A third of SA’s population will be under 18 in 2015

2014-08-12 15:59

Over one third of South Africa’s population is expected to be under the age of 18 in 2015, according to a United Nations Children’s Fund report.

According to Unicef’s Generation 2030 Africa report, next year 18 million out of South Africa’s projected population of 53 million people would be under 18 years old.

The projected population for the country was 5% of Africa’s total population. South Africa’s “below-18” population comprised 3% of Africa’s population within the same demographic.

Five million South African citizens would be under the age of five (3% of Africa) and 10 million would be adolescents (4% of Africa).

In 2050, South Africa’s projected population of 63 million would equal 3% of Africa’s, and its below-18 representation drops to below 3%.

Nigeria looms large. Next year sees the country have 16% of Africa’s population and its below-18 population is 17% of the same demographic across the continent.

In 2050, Nigeria would make up 18% of Africa’s total population as its expected population in 2015 of 184 million was expected to more than double to 440 million.

This growth is mirrored in expectations regarding Nigeria’s under-18 population, where it would comprise 21% of the continent’s total under-18 population.

Regarding fertility rates, next year South Africa was expected to have a fertility rate of 2.3 children per woman, one of the lowest on the continent, and below Africa’s expected average of three children per woman.

In terms of contraception, more than 60% of South Africa’s married or “in-union” women between the ages of 15 and 49 were expected to use contraception, among the top five highest rates of use in Africa. Less than 15% of these women wanted to stop or delay having children, but were not using a method of contraception.

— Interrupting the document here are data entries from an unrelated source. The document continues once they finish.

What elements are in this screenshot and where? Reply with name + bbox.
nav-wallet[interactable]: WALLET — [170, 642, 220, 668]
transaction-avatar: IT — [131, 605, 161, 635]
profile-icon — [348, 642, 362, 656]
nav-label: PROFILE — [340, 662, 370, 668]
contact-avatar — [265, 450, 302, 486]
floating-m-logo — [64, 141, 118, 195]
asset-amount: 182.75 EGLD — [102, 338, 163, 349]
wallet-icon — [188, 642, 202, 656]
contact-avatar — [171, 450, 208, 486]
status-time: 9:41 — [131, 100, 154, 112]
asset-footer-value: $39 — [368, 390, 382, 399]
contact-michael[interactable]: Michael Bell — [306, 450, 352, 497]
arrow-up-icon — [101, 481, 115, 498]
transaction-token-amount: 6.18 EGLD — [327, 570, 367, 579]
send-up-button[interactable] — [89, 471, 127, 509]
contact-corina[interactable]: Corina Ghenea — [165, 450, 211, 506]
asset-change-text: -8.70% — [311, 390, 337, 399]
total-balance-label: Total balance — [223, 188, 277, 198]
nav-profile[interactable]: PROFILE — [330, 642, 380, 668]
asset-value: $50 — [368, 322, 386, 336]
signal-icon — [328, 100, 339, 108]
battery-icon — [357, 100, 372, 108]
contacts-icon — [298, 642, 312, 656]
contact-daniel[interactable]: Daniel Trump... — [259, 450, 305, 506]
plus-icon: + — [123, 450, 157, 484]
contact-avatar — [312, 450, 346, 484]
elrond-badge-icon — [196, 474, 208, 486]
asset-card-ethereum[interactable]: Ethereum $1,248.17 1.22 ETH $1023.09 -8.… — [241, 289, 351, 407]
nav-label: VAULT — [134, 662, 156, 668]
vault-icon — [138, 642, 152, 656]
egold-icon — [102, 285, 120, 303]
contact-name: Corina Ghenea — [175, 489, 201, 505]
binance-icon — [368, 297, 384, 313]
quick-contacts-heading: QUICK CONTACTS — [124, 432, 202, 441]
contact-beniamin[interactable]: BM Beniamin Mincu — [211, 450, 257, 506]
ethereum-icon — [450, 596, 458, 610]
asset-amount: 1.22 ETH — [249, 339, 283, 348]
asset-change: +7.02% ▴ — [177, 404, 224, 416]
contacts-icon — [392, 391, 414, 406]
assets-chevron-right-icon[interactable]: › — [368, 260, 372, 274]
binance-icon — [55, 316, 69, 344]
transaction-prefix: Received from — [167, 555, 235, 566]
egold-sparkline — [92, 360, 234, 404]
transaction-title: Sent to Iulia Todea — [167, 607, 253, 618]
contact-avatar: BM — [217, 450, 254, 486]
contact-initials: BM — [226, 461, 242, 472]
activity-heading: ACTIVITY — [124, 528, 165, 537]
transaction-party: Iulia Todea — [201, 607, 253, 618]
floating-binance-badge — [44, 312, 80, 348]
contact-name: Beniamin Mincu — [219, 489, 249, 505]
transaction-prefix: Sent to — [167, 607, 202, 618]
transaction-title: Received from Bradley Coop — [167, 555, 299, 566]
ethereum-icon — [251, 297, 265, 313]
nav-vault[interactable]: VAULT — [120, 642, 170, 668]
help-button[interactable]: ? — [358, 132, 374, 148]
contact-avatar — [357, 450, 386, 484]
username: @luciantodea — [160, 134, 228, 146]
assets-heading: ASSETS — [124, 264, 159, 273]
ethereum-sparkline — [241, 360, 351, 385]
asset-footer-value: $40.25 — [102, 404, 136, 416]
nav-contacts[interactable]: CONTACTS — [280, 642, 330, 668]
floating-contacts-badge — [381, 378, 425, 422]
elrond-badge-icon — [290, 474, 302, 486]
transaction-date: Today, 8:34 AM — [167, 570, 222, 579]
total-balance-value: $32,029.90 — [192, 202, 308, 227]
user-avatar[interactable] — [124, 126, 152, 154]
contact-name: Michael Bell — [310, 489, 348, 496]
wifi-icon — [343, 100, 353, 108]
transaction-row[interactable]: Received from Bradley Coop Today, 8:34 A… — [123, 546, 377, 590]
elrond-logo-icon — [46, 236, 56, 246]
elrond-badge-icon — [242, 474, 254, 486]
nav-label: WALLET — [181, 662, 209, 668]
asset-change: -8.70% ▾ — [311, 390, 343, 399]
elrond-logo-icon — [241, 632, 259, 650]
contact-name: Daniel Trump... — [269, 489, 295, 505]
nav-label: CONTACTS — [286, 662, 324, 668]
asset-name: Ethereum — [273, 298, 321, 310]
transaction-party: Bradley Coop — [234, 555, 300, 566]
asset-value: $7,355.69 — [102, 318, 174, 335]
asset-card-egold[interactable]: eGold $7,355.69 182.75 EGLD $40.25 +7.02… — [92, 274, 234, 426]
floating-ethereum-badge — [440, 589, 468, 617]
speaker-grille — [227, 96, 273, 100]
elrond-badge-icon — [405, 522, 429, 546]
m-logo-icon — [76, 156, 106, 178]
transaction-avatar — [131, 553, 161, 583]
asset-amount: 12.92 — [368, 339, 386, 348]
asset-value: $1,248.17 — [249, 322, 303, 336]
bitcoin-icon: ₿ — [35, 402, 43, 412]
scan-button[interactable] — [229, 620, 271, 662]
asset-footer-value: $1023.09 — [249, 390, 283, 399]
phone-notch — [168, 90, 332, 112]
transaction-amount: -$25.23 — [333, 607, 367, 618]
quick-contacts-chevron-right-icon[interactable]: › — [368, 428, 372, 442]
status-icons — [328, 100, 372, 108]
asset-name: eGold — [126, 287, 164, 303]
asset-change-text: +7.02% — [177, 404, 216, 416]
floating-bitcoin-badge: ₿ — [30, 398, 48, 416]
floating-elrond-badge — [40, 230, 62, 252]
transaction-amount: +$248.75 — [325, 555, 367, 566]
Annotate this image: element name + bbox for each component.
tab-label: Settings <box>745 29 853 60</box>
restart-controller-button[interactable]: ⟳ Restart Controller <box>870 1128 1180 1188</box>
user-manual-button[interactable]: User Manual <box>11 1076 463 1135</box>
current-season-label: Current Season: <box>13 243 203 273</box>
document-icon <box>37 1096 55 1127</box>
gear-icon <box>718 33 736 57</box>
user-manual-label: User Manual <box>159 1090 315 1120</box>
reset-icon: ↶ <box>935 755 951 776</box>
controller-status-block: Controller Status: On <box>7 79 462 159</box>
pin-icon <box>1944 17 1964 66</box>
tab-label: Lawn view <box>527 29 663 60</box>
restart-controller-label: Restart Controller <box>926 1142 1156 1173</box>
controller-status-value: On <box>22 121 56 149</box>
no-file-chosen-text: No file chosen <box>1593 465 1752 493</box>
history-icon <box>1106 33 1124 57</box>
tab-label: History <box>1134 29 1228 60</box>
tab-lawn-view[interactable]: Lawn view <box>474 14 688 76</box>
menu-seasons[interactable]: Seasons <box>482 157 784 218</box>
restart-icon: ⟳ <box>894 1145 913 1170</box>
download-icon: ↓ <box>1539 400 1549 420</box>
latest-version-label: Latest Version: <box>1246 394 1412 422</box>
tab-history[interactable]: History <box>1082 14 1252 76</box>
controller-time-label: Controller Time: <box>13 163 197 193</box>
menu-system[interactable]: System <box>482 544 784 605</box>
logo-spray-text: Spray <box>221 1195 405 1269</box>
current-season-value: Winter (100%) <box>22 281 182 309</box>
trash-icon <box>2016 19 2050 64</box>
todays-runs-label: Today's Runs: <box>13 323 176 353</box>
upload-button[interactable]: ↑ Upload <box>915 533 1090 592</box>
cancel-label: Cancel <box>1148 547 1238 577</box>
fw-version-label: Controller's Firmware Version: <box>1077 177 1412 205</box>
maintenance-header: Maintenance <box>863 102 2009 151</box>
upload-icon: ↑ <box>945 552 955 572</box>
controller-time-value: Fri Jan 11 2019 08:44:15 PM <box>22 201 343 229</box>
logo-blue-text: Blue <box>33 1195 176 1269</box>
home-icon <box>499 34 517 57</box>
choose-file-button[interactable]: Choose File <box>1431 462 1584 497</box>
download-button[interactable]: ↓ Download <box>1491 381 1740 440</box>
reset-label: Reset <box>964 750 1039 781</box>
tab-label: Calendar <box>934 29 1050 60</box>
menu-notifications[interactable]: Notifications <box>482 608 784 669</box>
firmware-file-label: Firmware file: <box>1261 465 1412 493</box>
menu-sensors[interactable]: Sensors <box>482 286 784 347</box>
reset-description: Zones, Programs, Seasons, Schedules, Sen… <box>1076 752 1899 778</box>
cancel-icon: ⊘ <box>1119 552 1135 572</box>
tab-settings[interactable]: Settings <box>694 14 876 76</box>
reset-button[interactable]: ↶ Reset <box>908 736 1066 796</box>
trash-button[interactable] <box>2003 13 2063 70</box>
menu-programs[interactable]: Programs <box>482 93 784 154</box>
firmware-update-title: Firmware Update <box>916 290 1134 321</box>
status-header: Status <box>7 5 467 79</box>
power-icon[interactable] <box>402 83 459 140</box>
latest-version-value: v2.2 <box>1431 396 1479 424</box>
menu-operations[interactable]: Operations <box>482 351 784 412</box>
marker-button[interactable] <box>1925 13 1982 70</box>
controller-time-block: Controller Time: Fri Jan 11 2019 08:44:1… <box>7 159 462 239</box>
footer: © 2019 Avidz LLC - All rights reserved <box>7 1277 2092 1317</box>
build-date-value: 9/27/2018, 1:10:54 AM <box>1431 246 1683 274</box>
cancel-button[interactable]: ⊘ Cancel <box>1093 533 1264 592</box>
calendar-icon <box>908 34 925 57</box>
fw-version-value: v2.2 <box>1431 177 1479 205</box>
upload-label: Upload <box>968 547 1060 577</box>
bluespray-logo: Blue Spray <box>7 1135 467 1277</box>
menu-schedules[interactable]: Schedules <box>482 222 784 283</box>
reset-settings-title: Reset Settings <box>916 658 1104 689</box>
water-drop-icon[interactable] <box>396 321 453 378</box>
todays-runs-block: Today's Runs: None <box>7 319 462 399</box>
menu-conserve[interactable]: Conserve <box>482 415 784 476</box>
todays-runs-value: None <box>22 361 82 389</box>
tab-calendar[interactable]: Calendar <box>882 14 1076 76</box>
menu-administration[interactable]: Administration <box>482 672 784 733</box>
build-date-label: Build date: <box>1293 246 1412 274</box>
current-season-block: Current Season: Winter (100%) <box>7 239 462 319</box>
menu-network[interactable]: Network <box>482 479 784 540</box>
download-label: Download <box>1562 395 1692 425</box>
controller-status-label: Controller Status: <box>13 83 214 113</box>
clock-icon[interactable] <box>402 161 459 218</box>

Next year, South Africa’s old-age dependency ratio was expected to be nine people per 100 persons of working age, being between 15 and 64 years old, the sixth highest on the continent

South Africa was also expected to have 65% of its population living in urban areas next year, the ninth highest level in Africa.

According to the report, in 2050 about 41% of all births would take place in Africa, and in the same year 25 people out of every 100 would be African.

This was against the expected figures in 2015, when Africans would make up 16 people out of every 100 around the world.

In 2015, 40% of Africa’s population was expected to be living in cities, versus more than 50% in 2050.